FRANKFORT, Ky. (AP) — Frustrated with the uncertainty surrounding an increasingly polarized Congress, state officials in Kentucky adopted a gloomy preliminary revenue forecast on Friday that predicts state taxpayers will have to cover a $200 million shortfall at the end of the fiscal year.
State economists met Friday to adopt the first planning estimates for the next five years. But they were having trouble predicting the future during the first year of the Trump administration, a sign that erratic behavior in Washington was beginning to trickle down to state governments. Friday was the first of three upcoming revenue estimates for Kentucky, with the final estimate not due until December.
“We could be here in December watching Twitter to see what is going on,” said Michael Jones, deputy executive director for policy and research for the Governor’s Office for Policy and Research.
President Donald Trump and Republican congressional leaders have promised sweeping changes since taking office, including repealing and replacing former President Barack Obama’s health care law and making substantial changes to the federal tax code.
But despite majorities in the House and Senate, Republicans failed to repeal the health care law. Senate Majority Leader Mitch McConnell of Kentucky has said he plans to move on to tax reform, which could have a profound impact on state budgets. But with little information to go on, Kentucky officials opted for a gloomy outlook when predicting state revenues.
“It’s really difficult to predict what policy changes might look like,” said Chris Bollinger, a member of Kentucky’s Consensus Forecasting Group that tells state lawmakers how much money they have to spend. “I could see a story where ... the rancor continues and grows over the next year and a half and suddenly Democrats are swept into office and we have a complete change in policy that is none of the above. Then I don’t’ know where we are.”
Most state budget writers agree the uncertainty in Washington complicates their projections, according to Josh Hicks, executive director of the National Association of State Budget Officers. But he said most states have not adopted pessimistic outlooks as a result. He noted Kentucky is one of the first states to release such estimates.
Most sectors of the Kentucky economy are improving since the Great Recession. Personal income along with wages and salaries are increasing. Kentucky’s unemployment rate in June was at 5.1 percent, down from a high of more than 10 percent in 2010.
But Kentucky’s tax code is not built to capture that growth. The state finished the most recent fiscal year with a $138 million shortfall, forcing Republican Gov. Matt Bevin to make cuts and warn state agencies to prepare for more cuts in the future.

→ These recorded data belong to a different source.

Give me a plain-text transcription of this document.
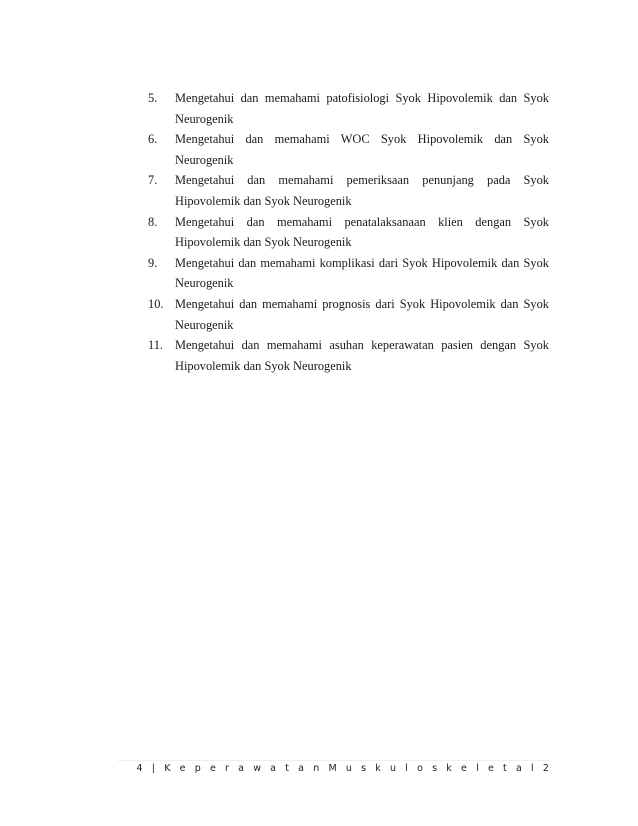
5. Mengetahui dan memahami patofisiologi Syok Hipovolemik dan Syok Neurogenik
6. Mengetahui dan memahami WOC Syok Hipovolemik dan Syok Neurogenik
7. Mengetahui dan memahami pemeriksaan penunjang pada Syok Hipovolemik dan Syok Neurogenik
8. Mengetahui dan memahami penatalaksanaan klien dengan Syok Hipovolemik dan Syok Neurogenik
9. Mengetahui dan memahami komplikasi dari Syok Hipovolemik dan Syok Neurogenik
10. Mengetahui dan memahami prognosis dari Syok Hipovolemik dan Syok Neurogenik
11. Mengetahui dan memahami asuhan keperawatan pasien dengan Syok Hipovolemik dan Syok Neurogenik
4 | K e p e r a w a t a n M u s k u l o s k e l e t a l 2
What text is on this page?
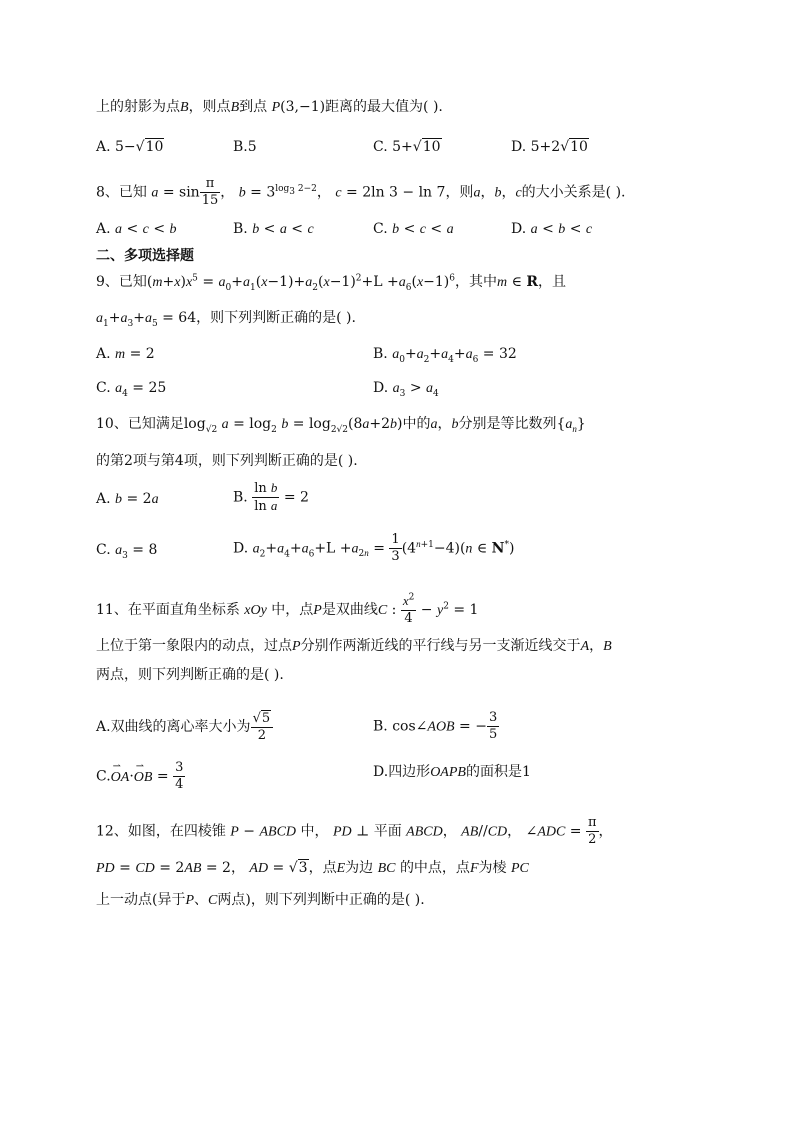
上的射影为点B，则点B到点 P(3,−1)距离的最大值为( ).
A. 5−√10	B.5	C. 5+√10	D. 5+2√10
8、已知 $a = \sin \frac{\pi}{15}$ ， $b = 3^{log_3 2-2}$， c = 2ln 3 − ln 7，则a，b，c的大小关系是( ).
A. a < c < b	B. b < a < c	C. b < c < a	D. a < b < c
二、多项选择题
9、已知$(m+x)x^5 = a_0+a_1(x-1)+a_2(x-1)^2+L +a_6(x-1)^6$，其中m ∈ R，且
$a_1+a_3+a_5 = 64$，则下列判断正确的是( ).
A. m = 2	B. $a_0+a_2+a_4+a_6 = 32$
C. $a_4 = 25$	D. $a_3 > a_4$
10、已知满足$\log_{√2} a = \log_2 b = \log_{2√2}(8a+2b)$中的a，b分别是等比数列$\{a_n\}$
的第2项与第4项，则下列判断正确的是( ).
A. b = 2a	B. $\frac{\text{ln b}}{\text{ln a}} = 2$
C. $a_3 = 8$	D. $a_2+a_4+a_6+L +a_{2n} = \frac{1}{3} (4^{n+1}-4)(n$ ∈ N*)
11、在平面直角坐标系 xOy 中，点P是双曲线C : $\frac{x^2}{4} - y^2 = 1$
上位于第一象限内的动点，过点P分别作两渐近线的平行线与另一支渐近线交于A，B
两点，则下列判断正确的是( ).
A.双曲线的离心率大小为 $\frac{√5}{2}$	B. cos∠AOB = − $\frac{3}{5}$
C.⇀ OA·⇀ OB = $\frac{3}{4}$	D.四边形OAPB的面积是1
12、如图，在四棱锥 P − ABCD 中， PD ⊥ 平面 ABCD， AB//CD， ∠ADC = $\frac{\pi}{2}$ ，
PD = CD = 2AB = 2， AD = √3，点E为边 BC 的中点，点F为棱 PC
上一动点(异于P、C两点)，则下列判断中正确的是( ).
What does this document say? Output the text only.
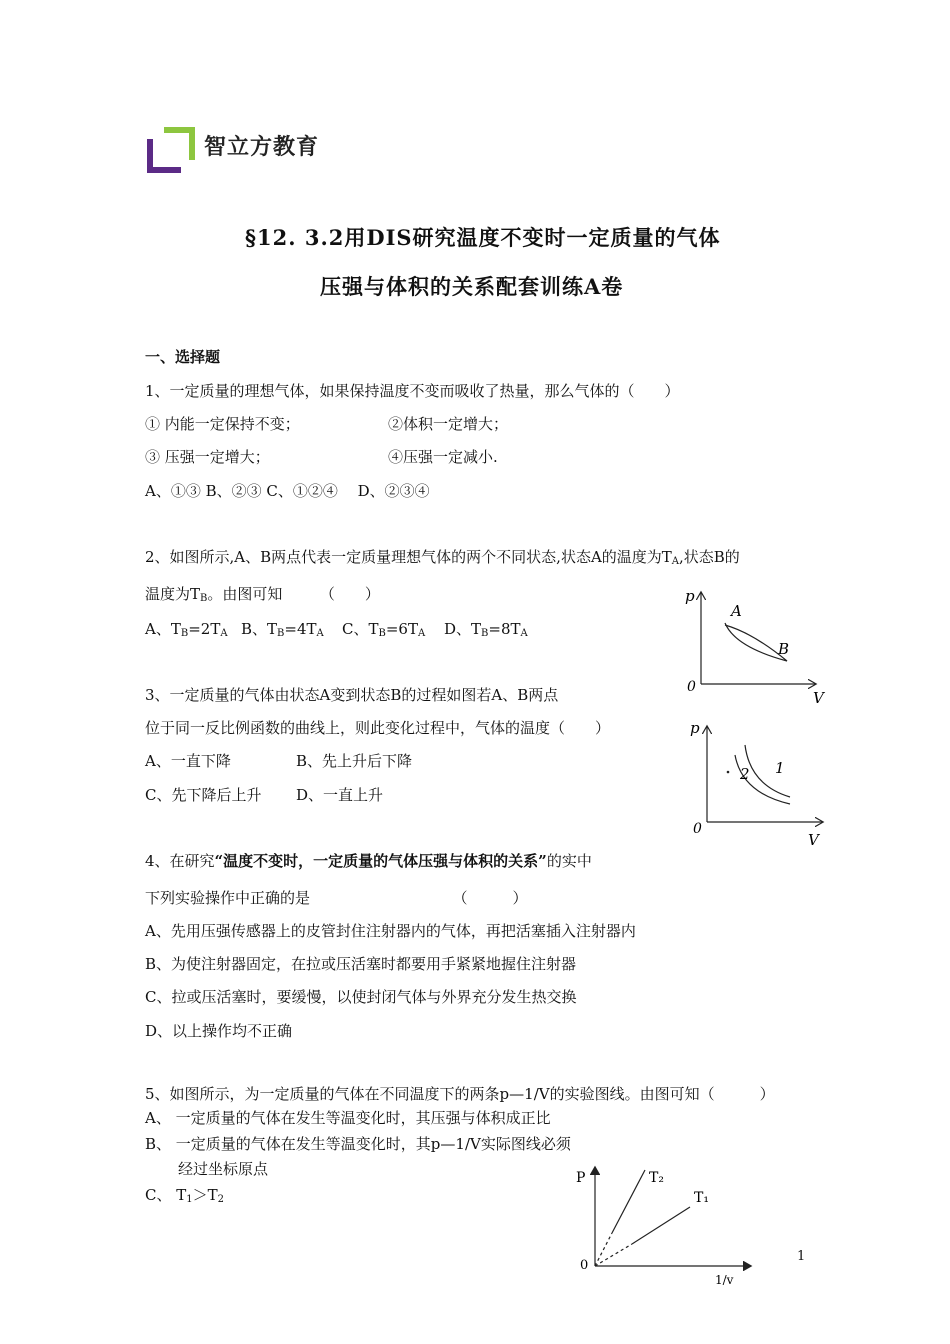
智立方教育
§12. 3.2用DIS研究温度不变时一定质量的气体
压强与体积的关系配套训练A卷
一、选择题
1、一定质量的理想气体，如果保持温度不变而吸收了热量，那么气体的（　　）
① 内能一定保持不变；	②体积一定增大；
③ 压强一定增大；	④压强一定减小.
A、①③ B、②③ C、①②④　 D、②③④
2、如图所示,A、B两点代表一定质量理想气体的两个不同状态,状态A的温度为$T_A$,状态B的
温度为$T_B$。由图可知　　　（　　）
A、$T_B=2T_A$ B、$T_B=4T_A$ C、$T_B=6T_A$ D、$T_B=8T_A$
p
V
0
A
B
3、一定质量的气体由状态A变到状态B的过程如图若A、B两点
位于同一反比例函数的曲线上，则此变化过程中，气体的温度（　　）
A、一直下降	B、先上升后下降
C、先下降后上升 D、一直上升
p
V
0
1
2
4、在研究“温度不变时，一定质量的气体压强与体积的关系”的实中
下列实验操作中正确的是　　　　　　　　　　（　　　）
A、先用压强传感器上的皮管封住注射器内的气体，再把活塞插入注射器内
B、为使注射器固定，在拉或压活塞时都要用手紧紧地握住注射器
C、拉或压活塞时，要缓慢，以使封闭气体与外界充分发生热交换
D、以上操作均不正确
5、如图所示，为一定质量的气体在不同温度下的两条p—1/V的实验图线。由图可知（　　　）
A、 一定质量的气体在发生等温变化时，其压强与体积成正比
B、 一定质量的气体在发生等温变化时，其p—1/V实际图线必须
经过坐标原点
C、 $T_1>T_2$
P
1/v
0
T₂
T₁
1
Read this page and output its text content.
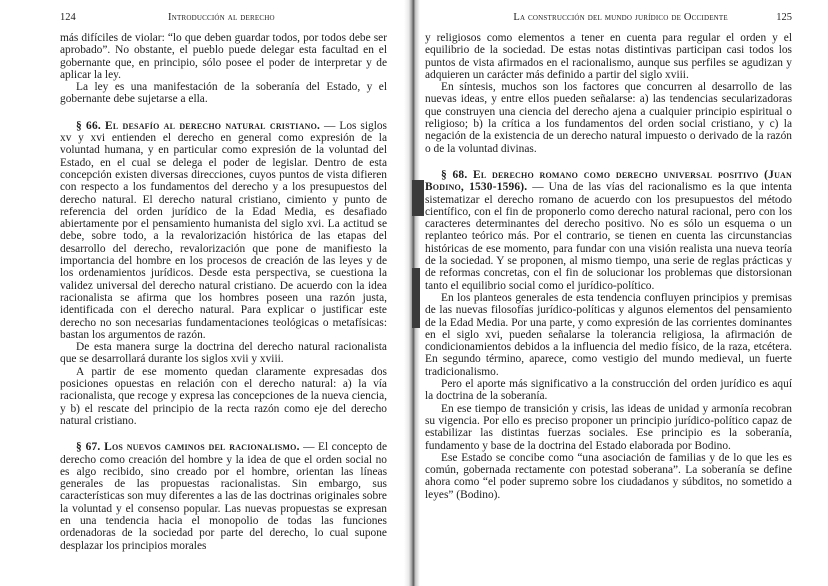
124	Introducción al derecho

más difíciles de violar: “lo que deben guardar todos, por todos debe ser aprobado”. No obstante, el pueblo puede delegar esta facultad en el gobernante que, en principio, sólo posee el poder de interpretar y de aplicar la ley.

La ley es una manifestación de la soberanía del Estado, y el gobernante debe sujetarse a ella.

§ 66. El desafío al derecho natural cristiano. — Los siglos xv y xvi entienden el derecho en general como expresión de la voluntad humana, y en particular como expresión de la voluntad del Estado, en el cual se delega el poder de legislar. Dentro de esta concepción existen diversas direcciones, cuyos puntos de vista difieren con respecto a los fundamentos del derecho y a los presupuestos del derecho natural. El derecho natural cristiano, cimiento y punto de referencia del orden jurídico de la Edad Media, es desafiado abiertamente por el pensamiento humanista del siglo xvi. La actitud se debe, sobre todo, a la revalorización histórica de las etapas del desarrollo del derecho, revalorización que pone de manifiesto la importancia del hombre en los procesos de creación de las leyes y de los ordenamientos jurídicos. Desde esta perspectiva, se cuestiona la validez universal del derecho natural cristiano. De acuerdo con la idea racionalista se afirma que los hombres poseen una razón justa, identificada con el derecho natural. Para explicar o justificar este derecho no son necesarias fundamentaciones teológicas o metafísicas: bastan los argumentos de razón.

De esta manera surge la doctrina del derecho natural racionalista que se desarrollará durante los siglos xvii y xviii.

A partir de ese momento quedan claramente expresadas dos posiciones opuestas en relación con el derecho natural: a) la vía racionalista, que recoge y expresa las concepciones de la nueva ciencia, y b) el rescate del principio de la recta razón como eje del derecho natural cristiano.

§ 67. Los nuevos caminos del racionalismo. — El concepto de derecho como creación del hombre y la idea de que el orden social no es algo recibido, sino creado por el hombre, orientan las líneas generales de las propuestas racionalistas. Sin embargo, sus características son muy diferentes a las de las doctrinas originales sobre la voluntad y el consenso popular. Las nuevas propuestas se expresan en una tendencia hacia el monopolio de todas las funciones ordenadoras de la sociedad por parte del derecho, lo cual supone desplazar los principios morales

La construcción del mundo jurídico de Occidente	125

y religiosos como elementos a tener en cuenta para regular el orden y el equilibrio de la sociedad. De estas notas distintivas participan casi todos los puntos de vista afirmados en el racionalismo, aunque sus perfiles se agudizan y adquieren un carácter más definido a partir del siglo xviii.

En síntesis, muchos son los factores que concurren al desarrollo de las nuevas ideas, y entre ellos pueden señalarse: a) las tendencias secularizadoras que construyen una ciencia del derecho ajena a cualquier principio espiritual o religioso; b) la crítica a los fundamentos del orden social cristiano, y c) la negación de la existencia de un derecho natural impuesto o derivado de la razón o de la voluntad divinas.

§ 68. El derecho romano como derecho universal positivo (Juan Bodino, 1530-1596). — Una de las vías del racionalismo es la que intenta sistematizar el derecho romano de acuerdo con los presupuestos del método científico, con el fin de proponerlo como derecho natural racional, pero con los caracteres determinantes del derecho positivo. No es sólo un esquema o un replanteo teórico más. Por el contrario, se tienen en cuenta las circunstancias históricas de ese momento, para fundar con una visión realista una nueva teoría de la sociedad. Y se proponen, al mismo tiempo, una serie de reglas prácticas y de reformas concretas, con el fin de solucionar los problemas que distorsionan tanto el equilibrio social como el jurídico-político.

En los planteos generales de esta tendencia confluyen principios y premisas de las nuevas filosofías jurídico-políticas y algunos elementos del pensamiento de la Edad Media. Por una parte, y como expresión de las corrientes dominantes en el siglo xvi, pueden señalarse la tolerancia religiosa, la afirmación de condicionamientos debidos a la influencia del medio físico, de la raza, etcétera. En segundo término, aparece, como vestigio del mundo medieval, un fuerte tradicionalismo.

Pero el aporte más significativo a la construcción del orden jurídico es aquí la doctrina de la soberanía.

En ese tiempo de transición y crisis, las ideas de unidad y armonía recobran su vigencia. Por ello es preciso proponer un principio jurídico-político capaz de estabilizar las distintas fuerzas sociales. Ese principio es la soberanía, fundamento y base de la doctrina del Estado elaborada por Bodino.

Ese Estado se concibe como “una asociación de familias y de lo que les es común, gobernada rectamente con potestad soberana”. La soberanía se define ahora como “el poder supremo sobre los ciudadanos y súbditos, no sometido a leyes” (Bodino).
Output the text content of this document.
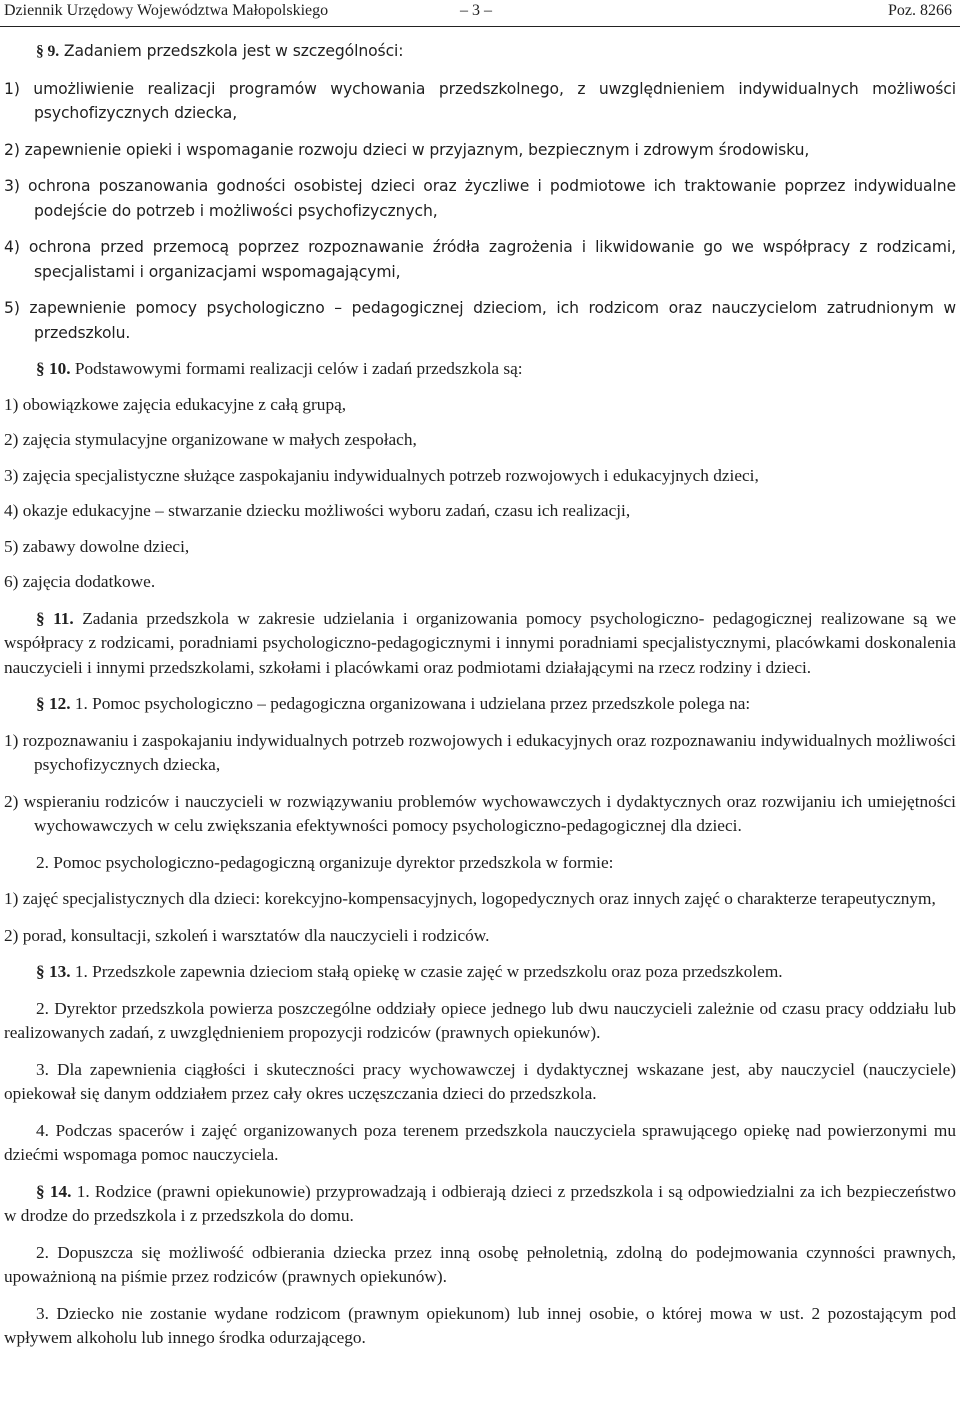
Dziennik Urzędowy Województwa Małopolskiego	– 3 –	Poz. 8266

§ 9. Zadaniem przedszkola jest w szczególności:

1) umożliwienie realizacji programów wychowania przedszkolnego, z uwzględnieniem indywidualnych możliwości psychofizycznych dziecka,

2) zapewnienie opieki i wspomaganie rozwoju dzieci w przyjaznym, bezpiecznym i zdrowym środowisku,

3) ochrona poszanowania godności osobistej dzieci oraz życzliwe i podmiotowe ich traktowanie poprzez indywidualne podejście do potrzeb i możliwości psychofizycznych,

4) ochrona przed przemocą poprzez rozpoznawanie źródła zagrożenia i likwidowanie go we współpracy z rodzicami, specjalistami i organizacjami wspomagającymi,

5) zapewnienie pomocy psychologiczno – pedagogicznej dzieciom, ich rodzicom oraz nauczycielom zatrudnionym w przedszkolu.

§ 10. Podstawowymi formami realizacji celów i zadań przedszkola są:

1) obowiązkowe zajęcia edukacyjne z całą grupą,

2) zajęcia stymulacyjne organizowane w małych zespołach,

3) zajęcia specjalistyczne służące zaspokajaniu indywidualnych potrzeb rozwojowych i edukacyjnych dzieci,

4) okazje edukacyjne – stwarzanie dziecku możliwości wyboru zadań, czasu ich realizacji,

5) zabawy dowolne dzieci,

6) zajęcia dodatkowe.

§ 11. Zadania przedszkola w zakresie udzielania i organizowania pomocy psychologiczno- pedagogicznej realizowane są we współpracy z rodzicami, poradniami psychologiczno-pedagogicznymi i innymi poradniami specjalistycznymi, placówkami doskonalenia nauczycieli i innymi przedszkolami, szkołami i placówkami oraz podmiotami działającymi na rzecz rodziny i dzieci.

§ 12. 1. Pomoc psychologiczno – pedagogiczna organizowana i udzielana przez przedszkole polega na:

1) rozpoznawaniu i zaspokajaniu indywidualnych potrzeb rozwojowych i edukacyjnych oraz rozpoznawaniu indywidualnych możliwości psychofizycznych dziecka,

2) wspieraniu rodziców i nauczycieli w rozwiązywaniu problemów wychowawczych i dydaktycznych oraz rozwijaniu ich umiejętności wychowawczych w celu zwiększania efektywności pomocy psychologiczno-pedagogicznej dla dzieci.

2. Pomoc psychologiczno-pedagogiczną organizuje dyrektor przedszkola w formie:

1) zajęć specjalistycznych dla dzieci: korekcyjno-kompensacyjnych, logopedycznych oraz innych zajęć o charakterze terapeutycznym,

2) porad, konsultacji, szkoleń i warsztatów dla nauczycieli i rodziców.

§ 13. 1. Przedszkole zapewnia dzieciom stałą opiekę w czasie zajęć w przedszkolu oraz poza przedszkolem.

2. Dyrektor przedszkola powierza poszczególne oddziały opiece jednego lub dwu nauczycieli zależnie od czasu pracy oddziału lub realizowanych zadań, z uwzględnieniem propozycji rodziców (prawnych opiekunów).

3. Dla zapewnienia ciągłości i skuteczności pracy wychowawczej i dydaktycznej wskazane jest, aby nauczyciel (nauczyciele) opiekował się danym oddziałem przez cały okres uczęszczania dzieci do przedszkola.

4. Podczas spacerów i zajęć organizowanych poza terenem przedszkola nauczyciela sprawującego opiekę nad powierzonymi mu dziećmi wspomaga pomoc nauczyciela.

§ 14. 1. Rodzice (prawni opiekunowie) przyprowadzają i odbierają dzieci z przedszkola i są odpowiedzialni za ich bezpieczeństwo w drodze do przedszkola i z przedszkola do domu.

2. Dopuszcza się możliwość odbierania dziecka przez inną osobę pełnoletnią, zdolną do podejmowania czynności prawnych, upoważnioną na piśmie przez rodziców (prawnych opiekunów).

3. Dziecko nie zostanie wydane rodzicom (prawnym opiekunom) lub innej osobie, o której mowa w ust. 2 pozostającym pod wpływem alkoholu lub innego środka odurzającego.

Part of the problem is the number of exemptions from the state sales tax lawmakers have carved out over the years. Every year, the state exempts more than $12 billion of state sales taxes. The state general fund is $10.6 billion.
“To the extent that you can get rid of some of those exemptions, you’ll broaden your base and your fiscal economy, i.e. your revenues, will flow more in lock step with the real economy,” said Greg Harkenrider, deputy executive director for the Governor’s Office of Economic Analysis.
Bevin has said he plans to call a special session of the state legislature this year that could deal with overhauling the state’s tax code and addressing its struggling pension system. He has said he wants to lower the overall tax rate while eliminating some sales tax exemptions, but he has not identified which exemptions he does not favor.
During his State of the Commonwealth address in February, Bevin said any plan to overhaul the state’s tax code could not afford to be “tax neutral,” suggesting it could contain a tax increase. But when speaking to WHAS radio earlier this week, Bevin promised he “personally will not sign” a tax increase.
“We’re not going to do that,” he said.